A minor detail in an official Ford product video suggested the Bronco 4×4 could be offered as a dual-cab ute – so our designers set about making it an imagined reality
Ford released a video in November that detailed the design process for the Bronco and within it were multiple sketches showing a dual-cab style ute roughing it outdoors.
The sketches appear multiple times during the promotional video which shows a roofless bronco ute with a surfboard loaded in the tray.
While a single drafted drawing could be seen as an experimental idea, the repeated nature of the sketched-out utes being used in a variety of situations suggests Ford designers have given serious consideration to this body style.
The idea of a Bronco ute is so well suited to Australian motoring tastes that our designers set about mocking up what a 2022 Ford Bronco pick-up would look like.

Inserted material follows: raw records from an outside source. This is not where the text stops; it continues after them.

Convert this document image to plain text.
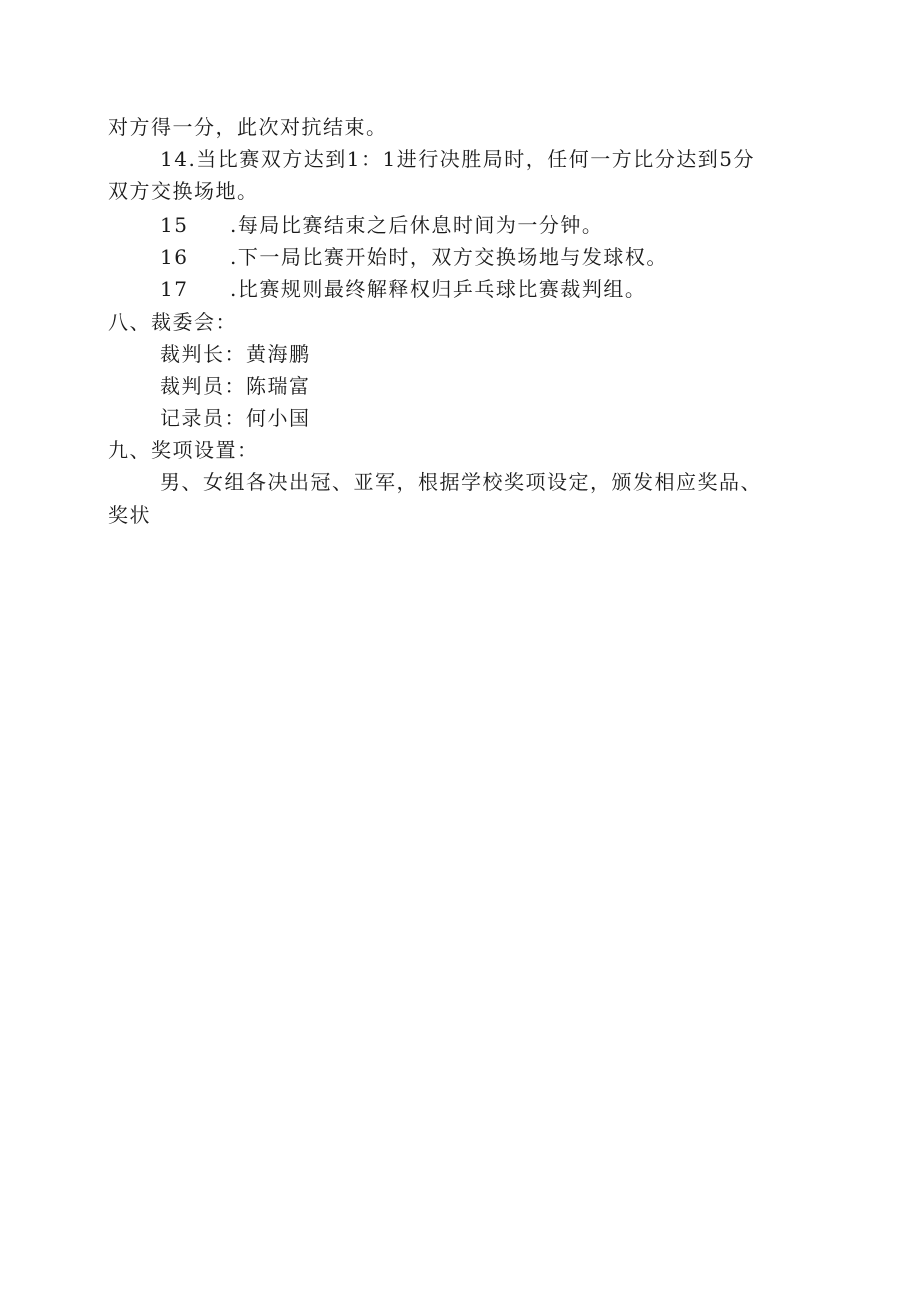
对方得一分，此次对抗结束。
14.当比赛双方达到1：1进行决胜局时，任何一方比分达到5分
双方交换场地。
15 .每局比赛结束之后休息时间为一分钟。
16 .下一局比赛开始时，双方交换场地与发球权。
17 .比赛规则最终解释权归乒乓球比赛裁判组。
八、裁委会：
裁判长：黄海鹏
裁判员：陈瑞富
记录员：何小国
九、奖项设置：
男、女组各决出冠、亚军，根据学校奖项设定，颁发相应奖品、
奖状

A Bronco-based ute would make perfect sense given the Bronco sits upon the same platform as the current Ford Ranger, which has proven itself to be a capable off-road vehicle in Australia and more recently in the United States.
Ford Australia has flatly denied the possibility of the Bronco coming to Downunder and told Chasing Cars that it is a car designed for the North American market with no consideration for Australia – despite the dedicated 4×4 being built on the same T6 chassis as the Ford Ranger ute available here.
But when Ford Authority spoke to the chief designer of the Bronco, Paul Wraith, he made it clear that building a right-hand drive version would not be difficult.
“We’ve optimised for left-hand-drive, but we did look at right-hand-drive,” he said
“(The) Bronco is intensely famous here in the U.S. but it’s pretty famous, or at least it was famous, elsewhere in the world. We’re always open to do all sorts of things in the future, but right now, we’re left-hand-drive focused.”
Ford chose the T6 chassis as it was similar in dimension and capability to the Bronco’s key rival in the Jeep Wrangler and even imitated some largely Jeep exclusive features such as removable doors that some argued made it unrivalled in the off road segment.
A ute body style then, could be seen as a direct rival to the Jeep Gladiator ute by offering a ladder-frame chassis ute with a proven ability to haul loads and tear through the rough stuff.
Although platforms can often be stretched, the Bronco’s smaller footprint would be noticeably smaller than the Gladiator, with the Ranger ute on which it is based measuring around 200mm shorter than the full-sized Jeep.
When comparing the Bronco and most hardcore variant of the Ford Ranger in the Raptor, it’s clear to see that the American SUV would be the most capable off road.
While the pair naturally share some parts the rear suspension on the Bronco is completely different, forgoing the Raptor’s leaf spring setup for a more capable coil spring and shock absorber setup.
However, the Bronco is notably down on towing capacity with a 1587 kg tow rating only slightly better than most hatchbacks, compared to 2,500 kg in the Ranger Raptor – which is capable of a full 3,500 kg in its regular variants.
But for those who spend more time in the dirt than towing a trailer those numbers are not the ones that matter.
The Bronco is shorter at 4.84 metres and slimmer at 1.94 metres in four-door top-spec Badlands trim compared to the Ranger at 5.4 and two metres respectively, giving it increased maneuverability without providing the interior space of a Suzuki Jimny.
When fitted with the optional 35-inch tyres the Bronco also sits higher than the Raptor, at 292mm vs 283mm, allowing for improved approach (43.2), break-over (26.6) and departure angles (37) than the Ranger Raptor at 32.5, 24 and 24 respectively.
If a Bronco ute does come to fruition we likely will not hear anything about it for some time, with Ford yet to even start manufacturing the two and four-door SUV versions of the off-roader which both have a huge backlog of orders.